Outlined through Bintley’s own long lasting individual interest with Louis XIV, the movie graphs how artful dance created during the rule of the Sun King, while additionally following Bintley’s formation of The King Dances – a fresh out of the plastic new one-act expressive dance for the Birmingham Royal Ballet which will get its TV world debut on BBC Four straightforwardly following the narrative.

During Louis XIV’s rule, move was fundamental to the lives of the honorability and Louis, himself a sharp artist, guaranteed that it would form into a work of art that could be educated, protected and shared by appointing the creation of move documentation and the establishment of the world’s first artful dance school.

The narrative glances at the focal social significance of move in Louis’ period and highlights exceptionally shot move pieces that help outline what sixteenth and seventeenth Century move resembled and how it changed from being overwhelmed by the male honorability to presenting the main expert female ballet performers – pioneers of ladies in move.

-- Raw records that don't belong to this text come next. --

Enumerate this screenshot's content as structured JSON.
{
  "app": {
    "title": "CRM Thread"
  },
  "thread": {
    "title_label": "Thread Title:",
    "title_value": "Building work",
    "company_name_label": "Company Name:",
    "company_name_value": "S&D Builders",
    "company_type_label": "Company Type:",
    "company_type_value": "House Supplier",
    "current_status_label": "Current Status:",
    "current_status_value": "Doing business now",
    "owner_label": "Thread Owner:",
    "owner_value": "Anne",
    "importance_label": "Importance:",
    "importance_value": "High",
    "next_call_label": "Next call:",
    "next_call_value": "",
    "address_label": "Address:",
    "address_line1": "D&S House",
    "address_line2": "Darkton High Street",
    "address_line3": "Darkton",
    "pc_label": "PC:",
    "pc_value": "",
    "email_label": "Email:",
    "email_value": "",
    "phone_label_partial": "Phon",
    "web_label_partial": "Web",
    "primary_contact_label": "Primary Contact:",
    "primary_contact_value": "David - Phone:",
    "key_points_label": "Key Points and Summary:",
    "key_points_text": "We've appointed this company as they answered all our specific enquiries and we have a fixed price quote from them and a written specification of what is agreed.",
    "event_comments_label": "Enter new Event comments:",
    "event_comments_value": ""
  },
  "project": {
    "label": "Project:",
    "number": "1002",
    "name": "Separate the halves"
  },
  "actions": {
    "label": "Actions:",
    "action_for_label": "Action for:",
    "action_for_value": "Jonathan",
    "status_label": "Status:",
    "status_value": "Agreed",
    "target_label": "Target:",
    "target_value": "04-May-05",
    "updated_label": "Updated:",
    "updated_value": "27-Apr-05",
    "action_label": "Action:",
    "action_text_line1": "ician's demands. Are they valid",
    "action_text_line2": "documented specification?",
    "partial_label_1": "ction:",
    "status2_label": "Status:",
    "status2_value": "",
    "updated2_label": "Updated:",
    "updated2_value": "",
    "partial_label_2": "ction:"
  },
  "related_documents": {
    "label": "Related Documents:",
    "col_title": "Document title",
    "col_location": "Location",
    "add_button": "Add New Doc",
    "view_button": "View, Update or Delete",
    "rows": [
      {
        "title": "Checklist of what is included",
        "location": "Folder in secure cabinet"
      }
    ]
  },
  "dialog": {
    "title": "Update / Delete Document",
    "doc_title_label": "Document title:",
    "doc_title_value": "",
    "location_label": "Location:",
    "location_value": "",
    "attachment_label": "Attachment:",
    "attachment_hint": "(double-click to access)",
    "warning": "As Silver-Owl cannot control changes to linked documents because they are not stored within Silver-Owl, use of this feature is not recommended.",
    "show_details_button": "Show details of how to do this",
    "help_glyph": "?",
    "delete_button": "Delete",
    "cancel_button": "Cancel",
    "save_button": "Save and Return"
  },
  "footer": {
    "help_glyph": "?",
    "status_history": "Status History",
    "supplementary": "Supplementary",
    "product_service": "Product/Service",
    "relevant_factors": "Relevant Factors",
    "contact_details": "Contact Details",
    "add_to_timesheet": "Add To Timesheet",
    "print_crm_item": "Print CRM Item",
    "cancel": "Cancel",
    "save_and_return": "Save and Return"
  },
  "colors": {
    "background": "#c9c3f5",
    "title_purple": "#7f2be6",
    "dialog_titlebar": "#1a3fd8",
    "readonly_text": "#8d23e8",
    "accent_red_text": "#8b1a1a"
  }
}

Bintley likewise visits staggering areas remembering Waddesdon Manor for Aylesbury, The Paris Opera, The Louver, The Palace of Versailles and the Biblioteque Mazarine, to rejuvenate the universe of Louis XIV and investigate the aesthetic and political inheritance he abandoned.

 

Bintley’s new artful dance – the 35-minute The King Dances investigates Louis’ excursion to kinghood and The Ballet de la Nuit – the fundamental move work from 1653 that presented the long term old Louis as the Rising Sun and the deliverer of France after a time of common war known as The Fronde. Including a unique score by Stephen Montague, outfits and plans by Katrina Lindsay and lighting planned by Peter Mumford, The King Dances is performed by 14 male artists and one female artist and was shot uncommonly for its reality debut on BBC Four at the Birmingham Hippodrome in June 2015

(BBC Documentary)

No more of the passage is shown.